A quel tempo, infatti, tra gli operai che lavoravano nei cantieri del Rockefeller Center vi era anche Cesidio Perruzza. Arrivato in America a soli 17 anni da un piccolo paesino del Lazio, San Donato Val di Comino, Cesidio era uno dei tanti italiani che cercavano fortuna oltre oceano. Dopo anni di lavori duri e pericolosi, si era specializzato nell’uso degli esplosivi per spianare i terreni, tanto da guadagnarsi il soprannome di “Joe Blaster”.

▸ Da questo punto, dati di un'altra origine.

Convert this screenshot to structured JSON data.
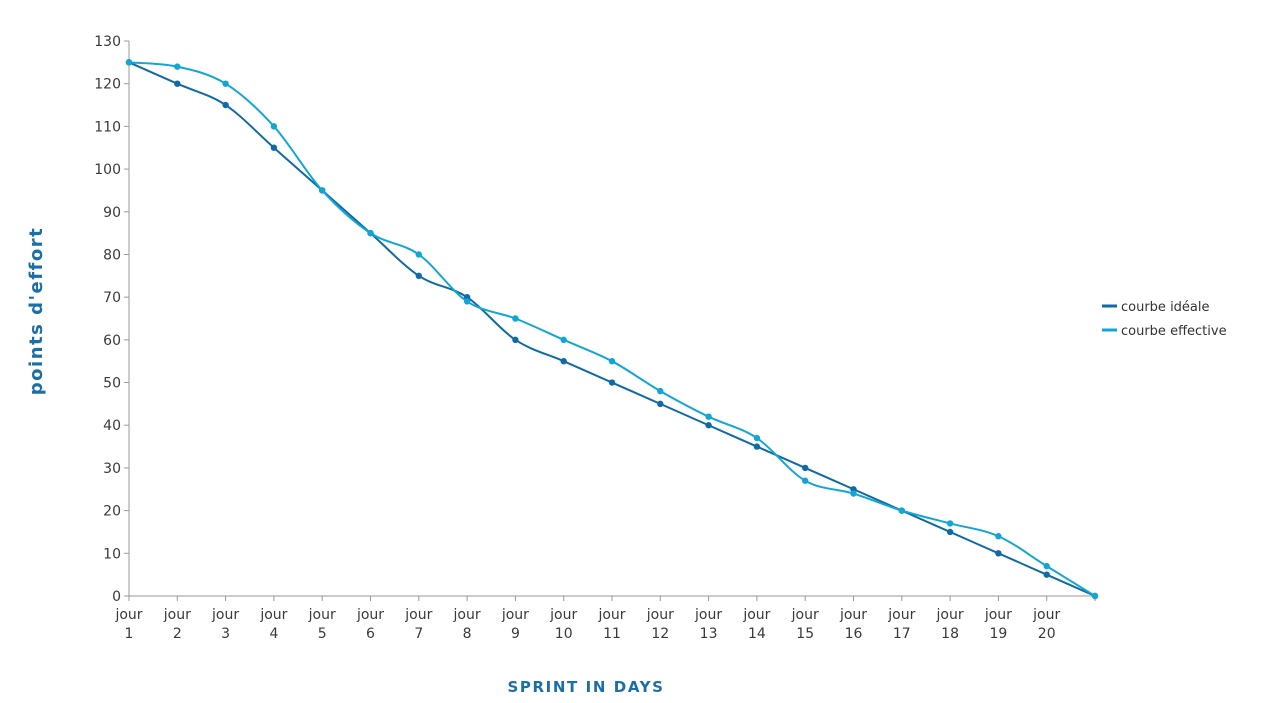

Nel 1931, mentre i lavori nel cantiere procedevano a ritmo serrato, il periodo economico aveva lasciato molti dei lavoratori in condizioni di estrema difficoltà quando non di povertà assoluta. È in questo contesto che Cesidio ebbe l’idea di decorare un abete sul cantiere per portare un po’ di speranza e allegria ai suoi colleghi.

L’albero, alto poco più di sei metri, fu addobbato con materiali poveri ma carichi di significato: ghirlande fatte a mano, bacche rosse e persino l’alluminio recuperato dai detonatori usati per scavare le fondamenta.

Quell’albero non era solo un simbolo di Natale, ma un tributo al lavoro e alla dignità degli operai, molti dei quali, come Cesidio, erano emigranti italiani. Il gesto attirò l’attenzione dei media dell’epoca e, due anni dopo, nel 1933, il Rockefeller Center decise di istituzionalizzare la tradizione, accendendo il primo albero ufficiale con luci elettriche.

Da lì in poi, l’albero divenne un appuntamento fisso, una tradizione che cresce ogni anno di più. Oggi, la cerimonia di accensione è uno show in grande stile, con artisti famosi, dirette TV e uno stuolo di newyorkesi (e non) che si stringono intorno per godersi la magia.

La scelta dell’albero, però, non è una passeggiata. Deve essere un abete rosso perfetto, alto almeno 20 metri e possibilmente con un profilo da star di Hollywood. Il capo giardiniere del Rockefeller Center si muove come un talent scout, sorvolando il nord-est degli Stati Uniti per trovare il candidato ideale. Quando l’albero viene scelto, il suo viaggio verso New York diventa un evento.

E poi ci sono le decorazioni, il vero colpo di scena. Migliaia di luci LED, chilometri di cavi e, in cima, la celebre stella Swarovski, un capolavoro che brilla come il sogno americano. È talmente spettacolare che quasi ti fa dimenticare quanto è freddo stare lì sotto a guardarlo. Ma per un momento così, ne vale la pena.

Ma tornando alle origini italiane, fu solo nel 1999 che l’ex governatore dello Stato di New York, Mario Cuomo, riportò alla luce questa straordinaria storia, donando una fotografia del Natale del 1931 alla famiglia di Cesidio Perruzza. L’immagine ritrae gli operai italiani in fila per ricevere la paga settimanale, con l’albero sullo sfondo. Tra loro si riconoscono, oltre a Cesidio, suo fratello Loreto e altri lavoratori originari del Lazio, dell’Irpinia e della Sicilia. Sul retro della fotografia, Cuomo scrisse: “New York ringrazia la gente di San Donato Val di Comino”.

Oggi, la storia di Cesidio e del primo albero di Natale al Rockefeller Center è raccontata in due musei: il Museo Nazionale dell’Emigrazione Italiana a Genova e il Museo del Novecento e della Shoah di San Donato Val di Comino. Esiste anche una clip, intitolata 1931: brillano le luci a Manhattan, realizzata da Paolo Masini e Luca Leone, che narra questa favola operaia con immagini e materiali inediti.

Il racconto, arricchito dalla voce di Massimo Wertmuller e dal testo di Maria Grazia Lancellotti, ricorda come un gesto semplice, nato dalla volontà di celebrare la fatica e l’orgoglio di una comunità, abbia dato vita a una delle tradizioni più iconiche al mondo.